Doch die Leihgaben stammen allein aus Sammlungen im Westen, unter anderem von dem Tänzer Michail Baryschnikow und dem Geiger Wladimir Spiwakow. Obwohl in diesem Jahr der 200. Jahrestag der ersten russischen Siedlung an Amerikas Westküste in Fort Ross, nördlich von San Francisco, zu feiern ist, müssen sich Eremitage, Tretjakow-Galerie, Puschkin- und andere Museen die erheblichen Einnahmen durch Leihgebühren aus Amerika entgehen lassen – selbst wenn darüber bereits Verträge vorliegen.

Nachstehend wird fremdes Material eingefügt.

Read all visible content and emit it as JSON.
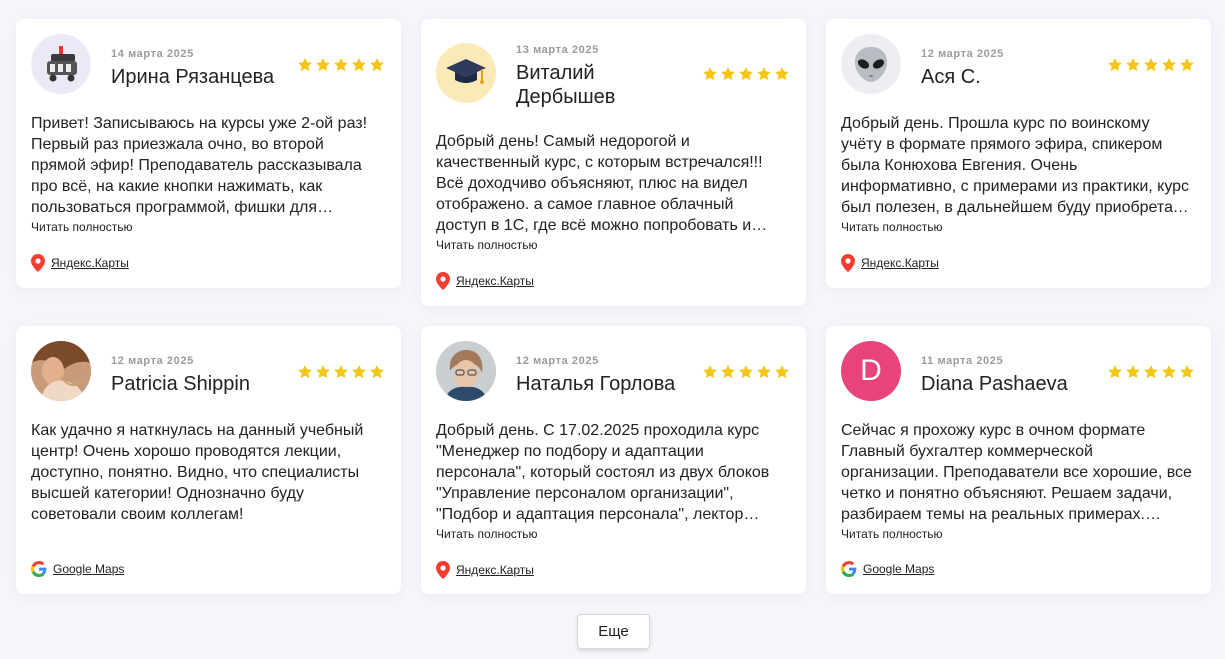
{
  "rating_color": "#f5c518",
  "reviews": [
    {
      "date": "14 марта 2025",
      "name": "Ирина Рязанцева",
      "rating": 5,
      "text": "Привет! Записываюсь на курсы уже 2-ой раз! Первый раз приезжала очно, во второй прямой эфир! Преподаватель рассказывала про всё, на какие кнопки нажимать, как пользоваться программой, фишки для удобства в работе, и многое другое.",
      "read_more": "Читать полностью",
      "source": "Яндекс.Карты",
      "avatar_icon": "robot-avatar-icon"
    },
    {
      "date": "13 марта 2025",
      "name": "Виталий Дербышев",
      "rating": 5,
      "text": "Добрый день! Самый недорогой и качественный курс, с которым встречался!!! Всё доходчиво объясняют, плюс на видел отображено. а самое главное облачный доступ в 1С, где всё можно попробовать и отработать на практике.",
      "read_more": "Читать полностью",
      "source": "Яндекс.Карты",
      "avatar_icon": "graduation-cap-icon"
    },
    {
      "date": "12 марта 2025",
      "name": "Ася С.",
      "rating": 5,
      "text": "Добрый день. Прошла курс по воинскому учёту в формате прямого эфира, спикером была Конюхова Евгения. Очень информативно, с примерами из практики, курс был полезен, в дальнейшем буду приобретать другие курсы и рекомендовать.",
      "read_more": "Читать полностью",
      "source": "Яндекс.Карты",
      "avatar_icon": "alien-icon"
    },
    {
      "date": "12 марта 2025",
      "name": "Patricia Shippin",
      "rating": 5,
      "text": "Как удачно я наткнулась на данный учебный центр! Очень хорошо проводятся лекции, доступно, понятно. Видно, что специалисты высшей категории! Однозначно буду советовали своим коллегам!",
      "source": "Google Maps",
      "avatar_icon": "user-photo-avatar"
    },
    {
      "date": "12 марта 2025",
      "name": "Наталья Горлова",
      "rating": 5,
      "text": "Добрый день. С 17.02.2025 проходила курс \"Менеджер по подбору и адаптации персонала\", который состоял из двух блоков \"Управление персоналом организации\", \"Подбор и адаптация персонала\", лектор Евгения, всё понравилось.",
      "read_more": "Читать полностью",
      "source": "Яндекс.Карты",
      "avatar_icon": "user-photo-avatar"
    },
    {
      "date": "11 марта 2025",
      "name": "Diana Pashaeva",
      "rating": 5,
      "text": "Сейчас я прохожу курс в очном формате Главный бухгалтер коммерческой организации. Преподаватели все хорошие, все четко и понятно объясняют. Решаем задачи, разбираем темы на реальных примерах. Очень довольна.",
      "read_more": "Читать полностью",
      "source": "Google Maps",
      "avatar_letter": "D",
      "avatar_color": "#e8437b"
    }
  ],
  "more_button": "Еще"
}
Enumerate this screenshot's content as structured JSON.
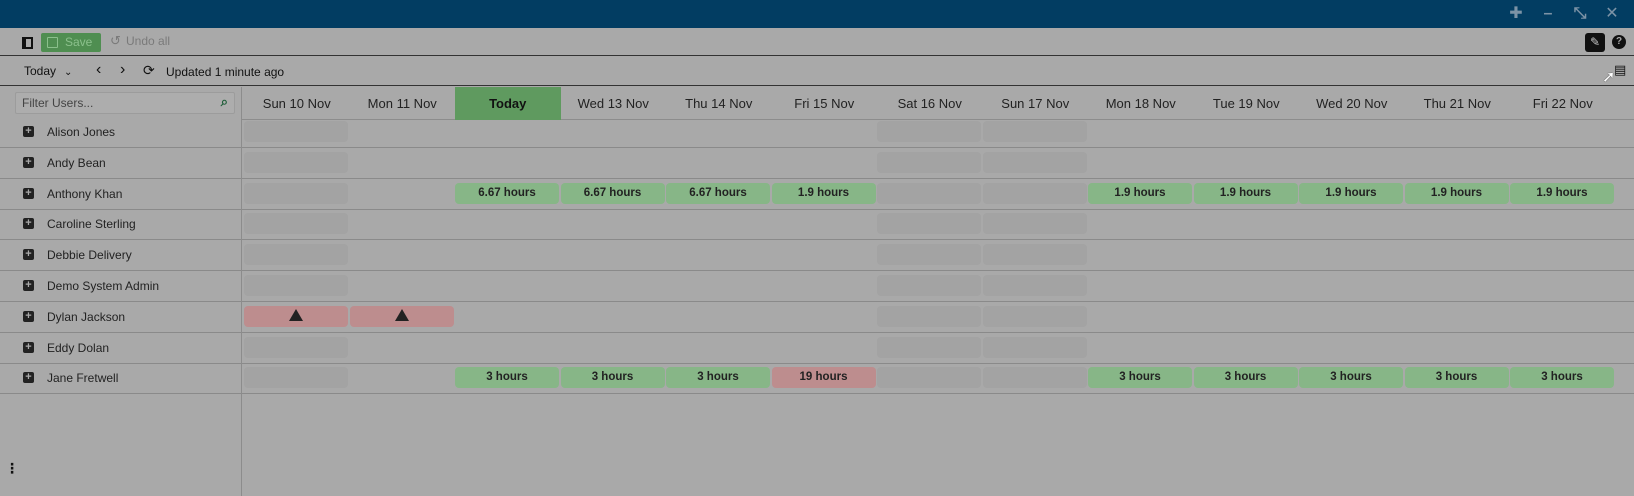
{
  "window": {
    "pin_icon": "pin-icon",
    "minimize_icon": "minimize-icon",
    "restore_icon": "restore-icon",
    "close_icon": "close-icon"
  },
  "toolbar": {
    "save_label": "Save",
    "undo_label": "Undo all"
  },
  "nav": {
    "period": "Today",
    "updated": "Updated 1 minute ago"
  },
  "filter": {
    "placeholder": "Filter Users..."
  },
  "days": [
    "Sun 10 Nov",
    "Mon 11 Nov",
    "Today",
    "Wed 13 Nov",
    "Thu 14 Nov",
    "Fri 15 Nov",
    "Sat 16 Nov",
    "Sun 17 Nov",
    "Mon 18 Nov",
    "Tue 19 Nov",
    "Wed 20 Nov",
    "Thu 21 Nov",
    "Fri 22 Nov"
  ],
  "users": [
    {
      "name": "Alison Jones",
      "cells": [
        "blank",
        "",
        "",
        "",
        "",
        "",
        "blank",
        "blank",
        "",
        "",
        "",
        "",
        ""
      ]
    },
    {
      "name": "Andy Bean",
      "cells": [
        "blank",
        "",
        "",
        "",
        "",
        "",
        "blank",
        "blank",
        "",
        "",
        "",
        "",
        ""
      ]
    },
    {
      "name": "Anthony Khan",
      "cells": [
        "blank",
        "",
        "6.67 hours",
        "6.67 hours",
        "6.67 hours",
        "1.9 hours",
        "blank",
        "blank",
        "1.9 hours",
        "1.9 hours",
        "1.9 hours",
        "1.9 hours",
        "1.9 hours"
      ]
    },
    {
      "name": "Caroline Sterling",
      "cells": [
        "blank",
        "",
        "",
        "",
        "",
        "",
        "blank",
        "blank",
        "",
        "",
        "",
        "",
        ""
      ]
    },
    {
      "name": "Debbie Delivery",
      "cells": [
        "blank",
        "",
        "",
        "",
        "",
        "",
        "blank",
        "blank",
        "",
        "",
        "",
        "",
        ""
      ]
    },
    {
      "name": "Demo System Admin",
      "cells": [
        "blank",
        "",
        "",
        "",
        "",
        "",
        "blank",
        "blank",
        "",
        "",
        "",
        "",
        ""
      ]
    },
    {
      "name": "Dylan Jackson",
      "cells": [
        "warning",
        "warning",
        "",
        "",
        "",
        "",
        "blank",
        "blank",
        "",
        "",
        "",
        "",
        ""
      ]
    },
    {
      "name": "Eddy Dolan",
      "cells": [
        "blank",
        "",
        "",
        "",
        "",
        "",
        "blank",
        "blank",
        "",
        "",
        "",
        "",
        ""
      ]
    },
    {
      "name": "Jane Fretwell",
      "cells": [
        "blank",
        "",
        "3 hours",
        "3 hours",
        "3 hours",
        "19 hours",
        "blank",
        "blank",
        "3 hours",
        "3 hours",
        "3 hours",
        "3 hours",
        "3 hours"
      ]
    }
  ],
  "over_threshold": [
    "19 hours"
  ],
  "colors": {
    "titlebar": "#023d62",
    "ok": "#87b687",
    "alert": "#bd8d8e",
    "today": "#5f9a5f"
  }
}
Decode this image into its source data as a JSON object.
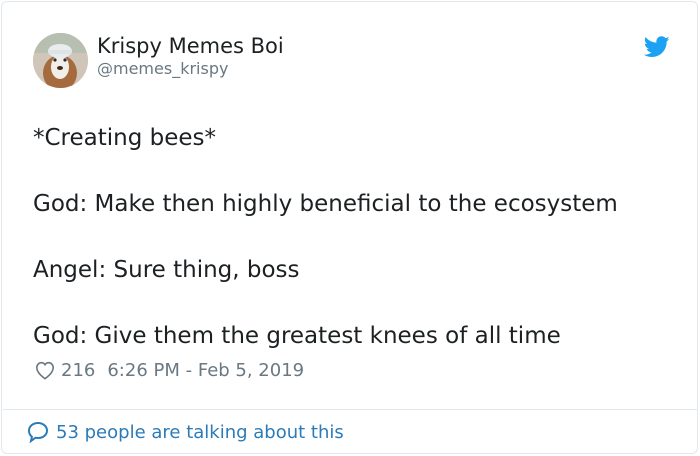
{
  "author": {
    "display_name": "Krispy Memes Boi",
    "handle": "@memes_krispy"
  },
  "tweet": {
    "lines": [
      "*Creating bees*",
      "God: Make then highly beneficial to the ecosystem",
      "Angel: Sure thing, boss",
      "God: Give them the greatest knees of all time"
    ]
  },
  "meta": {
    "like_count": "216",
    "timestamp": "6:26 PM - Feb 5, 2019"
  },
  "footer": {
    "talking_text": "53 people are talking about this"
  },
  "icons": {
    "brand": "twitter-bird-icon",
    "like": "heart-icon",
    "reply": "speech-bubble-icon"
  },
  "colors": {
    "brand_blue": "#1da1f2",
    "link_blue": "#2b7bb9",
    "meta_gray": "#697882",
    "text": "#1c2022",
    "border": "#e1e8ed"
  }
}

enteignung Der Grund für die kulturelle Eiszeit ist ein Urteil des Washingtoner Distriktgerichts vom Juli 2010, das Chabad, den Lubawitscher Chassidim, ihren Eigentumsanspruch an der Schneerson-Bibliothek bestätigte. Die rund 12.000 Bücher und etwa 50.000 Dokumente – das 200 Jahre alte Gedächtnis und Vermächtnis der Lubawitscher – sind derzeit im Besitz der Russischen Staatsbibliothek und des Russischen Militärarchivs in Moskau, die sich weigern, dem Urteil zu folgen und die Bibliothek an die Kläger in Brooklyn herauszugeben.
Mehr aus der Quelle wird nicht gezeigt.